- Enchi Location in Ghana
- Coordinates: 5°49′N 2°49′W﻿ / ﻿5.817°N 2.817°W
- Country: Ghana
- Region: Western North Region
- District: Aowin District

= Enchi =

Enchi is a town located in the Western North Region of Ghana. It is the capital of the Aowin Municipality. Other major towns in the municipality includes: Old and New Yakasi, Achimfo, Boinso, Jema, Omanpe, Sewum, Jensue, Yiwabra, Yiwabra Nkwanta, Nyankomam, Kwawu, Abochia, and Jomoro. The largest water body in the Municipality is the Tano river whose tributary, the Desue (Disue), flows through the township of Enchi.

The current leaders include the Paramount chief, Nana Beyeeman Tano Kwaw Benbuin III. The incumbent Municipal Chief Executive is Samuel Adu Gyamfi, while the member of Parliament is Honorable Oscar Ofori Larbi.

== Religions ==
The area includes Christian, Muslim and traditional religions. Christian denominations include Catholic, Methodist, Presbyterian, Anglican, Seventh Day Adventist, Church of Pentecost, Assemblies of God, New Covenant Family Church (West Africa), Higher Grounds Chapel, Apostolic Church of Ghana and The Makarios Church.

== Notable natives ==
Several natives recently named as exemplary for the youth to emulate include:

- John Kwekucher Ackah, Former Member of Parliament, Richard Cudjoe and
- Ackah Essuman of the University of Cape Coast,
- Joseph Quainoo, first to be consecrated to the episcopate,
- Susana Esi Quainoo, Assistant Director I (G.E.S);
- Cobbinah, Rtd., Commissioner of Police;
- Mercy Nuamah,
- Victoria Aidoo-Afo, Former Principal of Enchi College of Education;
- Alex Quainoo, Assistant Commissioner of Police A I/C Budget,
- S. B. Arthur
- Ben Angyewa Essuman (Esq)
- Prof.

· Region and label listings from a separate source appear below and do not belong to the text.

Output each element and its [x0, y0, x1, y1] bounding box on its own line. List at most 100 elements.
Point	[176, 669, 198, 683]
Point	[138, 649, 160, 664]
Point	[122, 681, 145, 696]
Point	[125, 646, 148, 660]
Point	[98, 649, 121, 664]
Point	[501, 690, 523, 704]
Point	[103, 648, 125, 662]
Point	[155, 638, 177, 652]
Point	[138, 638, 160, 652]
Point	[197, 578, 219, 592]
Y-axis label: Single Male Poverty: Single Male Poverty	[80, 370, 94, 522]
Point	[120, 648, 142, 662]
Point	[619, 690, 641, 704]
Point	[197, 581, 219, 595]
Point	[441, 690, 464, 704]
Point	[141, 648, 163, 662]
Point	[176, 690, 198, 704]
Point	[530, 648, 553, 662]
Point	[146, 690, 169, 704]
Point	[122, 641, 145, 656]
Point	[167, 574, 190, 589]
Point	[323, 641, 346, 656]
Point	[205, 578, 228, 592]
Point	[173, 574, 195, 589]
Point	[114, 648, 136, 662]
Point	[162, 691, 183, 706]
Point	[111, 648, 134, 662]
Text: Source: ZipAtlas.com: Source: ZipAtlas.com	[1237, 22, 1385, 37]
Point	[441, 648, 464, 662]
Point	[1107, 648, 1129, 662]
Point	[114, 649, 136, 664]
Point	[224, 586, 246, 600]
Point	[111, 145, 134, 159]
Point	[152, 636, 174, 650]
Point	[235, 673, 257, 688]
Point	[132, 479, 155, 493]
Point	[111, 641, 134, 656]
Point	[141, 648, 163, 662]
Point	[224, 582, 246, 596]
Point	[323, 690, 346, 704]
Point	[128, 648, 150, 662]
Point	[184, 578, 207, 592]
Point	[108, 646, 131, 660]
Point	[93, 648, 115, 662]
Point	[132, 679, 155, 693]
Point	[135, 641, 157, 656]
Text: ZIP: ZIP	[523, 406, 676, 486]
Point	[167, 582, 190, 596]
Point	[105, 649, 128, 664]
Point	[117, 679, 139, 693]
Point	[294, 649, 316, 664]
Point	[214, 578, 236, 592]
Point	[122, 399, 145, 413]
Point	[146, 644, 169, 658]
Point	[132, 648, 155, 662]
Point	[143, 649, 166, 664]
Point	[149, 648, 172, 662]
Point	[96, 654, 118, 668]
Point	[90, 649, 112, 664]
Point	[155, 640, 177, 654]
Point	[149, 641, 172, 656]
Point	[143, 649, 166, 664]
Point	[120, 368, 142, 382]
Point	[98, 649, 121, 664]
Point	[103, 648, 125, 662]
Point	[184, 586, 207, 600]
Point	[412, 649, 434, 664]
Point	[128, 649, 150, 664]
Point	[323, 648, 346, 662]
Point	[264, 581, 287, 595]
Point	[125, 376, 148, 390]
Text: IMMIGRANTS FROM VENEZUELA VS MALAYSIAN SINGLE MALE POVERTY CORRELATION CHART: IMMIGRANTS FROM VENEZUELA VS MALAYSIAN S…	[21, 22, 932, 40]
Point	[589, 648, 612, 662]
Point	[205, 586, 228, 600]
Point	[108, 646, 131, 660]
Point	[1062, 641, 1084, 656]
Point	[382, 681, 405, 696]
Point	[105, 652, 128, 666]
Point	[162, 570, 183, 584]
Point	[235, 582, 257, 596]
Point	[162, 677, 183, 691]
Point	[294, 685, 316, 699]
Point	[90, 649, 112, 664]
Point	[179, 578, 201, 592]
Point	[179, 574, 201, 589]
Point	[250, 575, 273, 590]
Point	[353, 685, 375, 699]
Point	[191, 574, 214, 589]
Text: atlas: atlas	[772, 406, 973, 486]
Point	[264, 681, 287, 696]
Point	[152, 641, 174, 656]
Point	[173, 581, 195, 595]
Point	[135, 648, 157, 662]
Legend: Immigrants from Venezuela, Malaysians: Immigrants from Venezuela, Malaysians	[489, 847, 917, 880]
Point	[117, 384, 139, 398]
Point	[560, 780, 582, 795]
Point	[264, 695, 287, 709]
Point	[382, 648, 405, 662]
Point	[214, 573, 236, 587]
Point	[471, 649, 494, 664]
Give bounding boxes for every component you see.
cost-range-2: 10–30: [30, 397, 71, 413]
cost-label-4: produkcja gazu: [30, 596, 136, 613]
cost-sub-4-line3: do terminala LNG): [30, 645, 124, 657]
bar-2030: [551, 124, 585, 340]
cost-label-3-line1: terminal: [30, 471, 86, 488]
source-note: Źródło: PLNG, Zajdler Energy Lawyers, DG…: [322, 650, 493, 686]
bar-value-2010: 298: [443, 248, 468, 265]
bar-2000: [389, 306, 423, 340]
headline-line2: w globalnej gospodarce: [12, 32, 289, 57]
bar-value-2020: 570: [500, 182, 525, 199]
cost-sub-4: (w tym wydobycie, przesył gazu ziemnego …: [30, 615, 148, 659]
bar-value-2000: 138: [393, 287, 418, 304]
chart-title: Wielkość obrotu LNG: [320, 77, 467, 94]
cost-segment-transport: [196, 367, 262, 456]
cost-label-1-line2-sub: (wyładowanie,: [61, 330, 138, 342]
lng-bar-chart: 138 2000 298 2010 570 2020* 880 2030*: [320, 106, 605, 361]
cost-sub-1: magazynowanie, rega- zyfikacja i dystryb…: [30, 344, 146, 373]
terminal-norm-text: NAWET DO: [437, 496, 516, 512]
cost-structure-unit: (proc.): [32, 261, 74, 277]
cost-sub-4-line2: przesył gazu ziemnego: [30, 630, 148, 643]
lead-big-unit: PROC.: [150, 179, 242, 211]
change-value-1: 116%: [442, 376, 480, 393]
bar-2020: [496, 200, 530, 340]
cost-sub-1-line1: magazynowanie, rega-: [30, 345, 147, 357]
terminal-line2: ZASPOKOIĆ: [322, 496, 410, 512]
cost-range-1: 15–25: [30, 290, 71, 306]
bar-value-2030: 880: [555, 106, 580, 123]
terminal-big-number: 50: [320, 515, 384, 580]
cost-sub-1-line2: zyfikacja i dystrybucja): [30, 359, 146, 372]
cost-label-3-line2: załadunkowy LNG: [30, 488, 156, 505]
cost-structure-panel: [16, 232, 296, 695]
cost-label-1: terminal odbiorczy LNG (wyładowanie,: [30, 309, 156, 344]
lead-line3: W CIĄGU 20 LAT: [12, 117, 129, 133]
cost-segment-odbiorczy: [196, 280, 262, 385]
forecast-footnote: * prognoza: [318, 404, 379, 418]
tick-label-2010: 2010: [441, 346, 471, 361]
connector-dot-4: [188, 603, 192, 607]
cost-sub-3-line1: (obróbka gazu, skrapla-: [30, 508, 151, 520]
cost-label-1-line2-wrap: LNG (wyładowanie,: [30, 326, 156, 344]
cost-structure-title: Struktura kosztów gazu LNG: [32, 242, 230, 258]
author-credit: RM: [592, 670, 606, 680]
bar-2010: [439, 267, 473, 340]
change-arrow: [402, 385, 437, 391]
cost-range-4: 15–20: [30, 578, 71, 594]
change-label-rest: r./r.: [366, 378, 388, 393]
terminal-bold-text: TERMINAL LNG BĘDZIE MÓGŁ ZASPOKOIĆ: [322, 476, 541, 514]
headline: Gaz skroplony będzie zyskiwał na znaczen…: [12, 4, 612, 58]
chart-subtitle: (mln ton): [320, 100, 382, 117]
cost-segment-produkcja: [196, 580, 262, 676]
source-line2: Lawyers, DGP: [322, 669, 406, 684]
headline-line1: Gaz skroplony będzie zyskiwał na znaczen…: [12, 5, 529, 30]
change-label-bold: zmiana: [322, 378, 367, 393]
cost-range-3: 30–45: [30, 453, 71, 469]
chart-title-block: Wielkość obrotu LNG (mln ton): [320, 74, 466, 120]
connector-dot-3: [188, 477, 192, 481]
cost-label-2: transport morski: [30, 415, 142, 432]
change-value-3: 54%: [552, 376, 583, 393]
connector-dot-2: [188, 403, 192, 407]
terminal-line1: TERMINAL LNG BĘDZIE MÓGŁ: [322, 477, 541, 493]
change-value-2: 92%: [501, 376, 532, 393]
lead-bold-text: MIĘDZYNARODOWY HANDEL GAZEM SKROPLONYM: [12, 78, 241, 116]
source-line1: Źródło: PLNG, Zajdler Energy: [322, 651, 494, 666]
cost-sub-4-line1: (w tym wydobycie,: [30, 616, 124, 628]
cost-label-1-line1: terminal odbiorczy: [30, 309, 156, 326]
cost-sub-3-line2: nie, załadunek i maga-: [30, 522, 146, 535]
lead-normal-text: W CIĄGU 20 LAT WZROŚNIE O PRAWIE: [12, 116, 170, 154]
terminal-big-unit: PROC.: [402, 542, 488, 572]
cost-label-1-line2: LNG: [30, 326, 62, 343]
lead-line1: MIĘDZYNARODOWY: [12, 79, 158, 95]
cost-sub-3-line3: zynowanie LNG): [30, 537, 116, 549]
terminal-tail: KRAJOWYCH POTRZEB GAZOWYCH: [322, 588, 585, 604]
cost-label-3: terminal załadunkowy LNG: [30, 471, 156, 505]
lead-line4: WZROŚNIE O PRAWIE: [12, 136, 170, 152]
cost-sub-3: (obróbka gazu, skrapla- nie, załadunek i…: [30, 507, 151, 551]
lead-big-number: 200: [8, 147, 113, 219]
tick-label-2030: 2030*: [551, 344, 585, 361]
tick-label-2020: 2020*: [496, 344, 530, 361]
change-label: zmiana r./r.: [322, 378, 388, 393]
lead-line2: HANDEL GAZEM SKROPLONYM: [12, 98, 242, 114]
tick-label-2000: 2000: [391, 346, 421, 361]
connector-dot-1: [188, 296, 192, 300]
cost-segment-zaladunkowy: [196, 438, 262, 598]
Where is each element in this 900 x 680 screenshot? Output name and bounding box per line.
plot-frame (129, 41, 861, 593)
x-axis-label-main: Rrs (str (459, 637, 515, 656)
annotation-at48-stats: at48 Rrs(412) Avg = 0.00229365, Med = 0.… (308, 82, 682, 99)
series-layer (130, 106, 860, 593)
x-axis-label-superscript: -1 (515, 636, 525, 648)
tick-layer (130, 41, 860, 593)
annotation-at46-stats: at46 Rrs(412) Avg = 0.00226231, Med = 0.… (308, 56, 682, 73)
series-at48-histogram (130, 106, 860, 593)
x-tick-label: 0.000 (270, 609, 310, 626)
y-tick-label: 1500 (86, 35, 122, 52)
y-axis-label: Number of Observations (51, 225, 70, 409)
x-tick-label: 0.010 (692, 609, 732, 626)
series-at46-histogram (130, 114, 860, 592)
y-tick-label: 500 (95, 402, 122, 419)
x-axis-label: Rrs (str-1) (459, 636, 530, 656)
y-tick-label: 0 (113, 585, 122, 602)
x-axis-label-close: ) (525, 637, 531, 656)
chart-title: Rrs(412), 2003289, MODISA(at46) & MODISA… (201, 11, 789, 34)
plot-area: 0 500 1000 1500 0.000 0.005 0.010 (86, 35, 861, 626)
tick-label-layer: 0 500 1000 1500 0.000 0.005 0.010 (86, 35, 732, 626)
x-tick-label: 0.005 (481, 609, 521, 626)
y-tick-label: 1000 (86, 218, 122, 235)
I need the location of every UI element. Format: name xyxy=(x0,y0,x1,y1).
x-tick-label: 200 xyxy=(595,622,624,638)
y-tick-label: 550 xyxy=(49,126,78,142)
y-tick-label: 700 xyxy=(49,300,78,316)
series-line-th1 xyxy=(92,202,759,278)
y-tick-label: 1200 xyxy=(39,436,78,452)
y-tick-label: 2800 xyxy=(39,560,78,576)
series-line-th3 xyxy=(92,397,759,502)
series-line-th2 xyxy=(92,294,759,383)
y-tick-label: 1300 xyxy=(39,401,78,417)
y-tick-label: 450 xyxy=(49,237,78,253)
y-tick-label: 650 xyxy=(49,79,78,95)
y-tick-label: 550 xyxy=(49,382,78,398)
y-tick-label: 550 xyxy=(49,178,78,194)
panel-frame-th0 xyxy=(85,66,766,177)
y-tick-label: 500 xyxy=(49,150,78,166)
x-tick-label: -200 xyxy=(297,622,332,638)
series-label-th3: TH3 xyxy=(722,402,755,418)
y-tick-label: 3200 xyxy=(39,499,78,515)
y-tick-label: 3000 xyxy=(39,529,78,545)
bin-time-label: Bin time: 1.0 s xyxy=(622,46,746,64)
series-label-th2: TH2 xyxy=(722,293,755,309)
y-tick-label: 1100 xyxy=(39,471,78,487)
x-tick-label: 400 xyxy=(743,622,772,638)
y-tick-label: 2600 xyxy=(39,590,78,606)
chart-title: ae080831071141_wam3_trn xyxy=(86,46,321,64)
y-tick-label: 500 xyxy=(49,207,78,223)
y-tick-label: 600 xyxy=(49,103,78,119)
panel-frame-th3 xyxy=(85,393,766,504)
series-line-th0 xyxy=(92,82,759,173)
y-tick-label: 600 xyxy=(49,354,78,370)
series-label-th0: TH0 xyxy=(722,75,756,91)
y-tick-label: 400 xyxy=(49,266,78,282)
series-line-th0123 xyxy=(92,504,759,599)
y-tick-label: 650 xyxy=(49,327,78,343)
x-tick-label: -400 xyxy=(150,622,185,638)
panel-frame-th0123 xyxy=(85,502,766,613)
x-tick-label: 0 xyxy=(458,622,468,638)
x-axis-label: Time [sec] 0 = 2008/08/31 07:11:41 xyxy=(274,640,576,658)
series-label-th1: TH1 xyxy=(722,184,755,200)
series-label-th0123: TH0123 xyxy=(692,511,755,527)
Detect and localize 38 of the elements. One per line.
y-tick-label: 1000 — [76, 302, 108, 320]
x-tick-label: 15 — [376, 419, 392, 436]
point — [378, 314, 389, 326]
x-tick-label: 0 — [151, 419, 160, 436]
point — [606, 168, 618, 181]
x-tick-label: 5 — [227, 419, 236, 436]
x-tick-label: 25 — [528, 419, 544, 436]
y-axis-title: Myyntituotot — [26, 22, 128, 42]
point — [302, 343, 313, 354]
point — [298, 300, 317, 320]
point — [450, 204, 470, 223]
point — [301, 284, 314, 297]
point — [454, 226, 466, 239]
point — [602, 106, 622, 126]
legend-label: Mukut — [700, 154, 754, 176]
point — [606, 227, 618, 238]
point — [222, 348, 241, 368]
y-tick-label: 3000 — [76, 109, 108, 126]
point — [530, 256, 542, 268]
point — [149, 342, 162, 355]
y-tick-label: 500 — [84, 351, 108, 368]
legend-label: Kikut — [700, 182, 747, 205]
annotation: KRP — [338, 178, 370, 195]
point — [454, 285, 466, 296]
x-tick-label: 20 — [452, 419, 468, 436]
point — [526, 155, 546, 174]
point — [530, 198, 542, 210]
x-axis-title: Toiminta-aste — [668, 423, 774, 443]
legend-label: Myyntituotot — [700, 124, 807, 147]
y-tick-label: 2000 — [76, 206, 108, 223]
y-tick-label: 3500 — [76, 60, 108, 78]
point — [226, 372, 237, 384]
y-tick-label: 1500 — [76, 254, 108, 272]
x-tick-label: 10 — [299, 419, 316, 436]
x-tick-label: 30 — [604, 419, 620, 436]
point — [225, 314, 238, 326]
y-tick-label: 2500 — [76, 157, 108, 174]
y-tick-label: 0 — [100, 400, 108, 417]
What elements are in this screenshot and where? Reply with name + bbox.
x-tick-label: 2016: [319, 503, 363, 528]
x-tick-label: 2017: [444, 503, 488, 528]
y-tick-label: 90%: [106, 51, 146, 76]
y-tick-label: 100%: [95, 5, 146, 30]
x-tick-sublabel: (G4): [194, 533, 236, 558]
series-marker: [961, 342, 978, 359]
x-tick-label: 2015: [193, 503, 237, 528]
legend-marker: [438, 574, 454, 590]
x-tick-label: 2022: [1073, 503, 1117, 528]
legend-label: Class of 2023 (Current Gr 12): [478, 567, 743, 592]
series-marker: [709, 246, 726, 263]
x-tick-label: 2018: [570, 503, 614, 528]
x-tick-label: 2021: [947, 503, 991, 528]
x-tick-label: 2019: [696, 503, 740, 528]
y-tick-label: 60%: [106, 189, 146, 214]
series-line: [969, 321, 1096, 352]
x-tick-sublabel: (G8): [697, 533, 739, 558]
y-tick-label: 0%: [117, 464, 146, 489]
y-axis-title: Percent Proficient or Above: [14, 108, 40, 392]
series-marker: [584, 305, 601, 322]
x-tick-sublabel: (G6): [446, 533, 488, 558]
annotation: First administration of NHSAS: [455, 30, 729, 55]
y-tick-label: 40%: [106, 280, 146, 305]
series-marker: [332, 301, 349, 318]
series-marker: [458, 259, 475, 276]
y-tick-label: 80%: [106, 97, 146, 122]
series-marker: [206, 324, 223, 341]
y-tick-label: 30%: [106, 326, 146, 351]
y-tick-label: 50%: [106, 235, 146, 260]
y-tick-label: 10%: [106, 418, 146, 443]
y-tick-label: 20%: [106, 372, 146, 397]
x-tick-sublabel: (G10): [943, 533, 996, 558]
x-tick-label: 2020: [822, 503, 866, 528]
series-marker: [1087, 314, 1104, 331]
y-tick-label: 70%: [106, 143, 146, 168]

Francis Kwaw Andoh

== Education ==
The town has several basic schools notable among them are: Enchico Demonstration/Experimental School, Roman Catholic Basic School, Commey Memorial School, Anglican Basic School, SDA Basic School, Methodist Basic School and the Presbyterian Basic School . The town has a Senior High School named Nana Brentu Senior High/Tech School and can boast of a College of Education(Teacher Training) named Enchi College of Education.

== Health ==
The town has two main health centres, namely the Enchi Government Hospital and the Presbyterian Health Center .

== Economy ==
Cocoa bean farming is a large contributor to the local economy.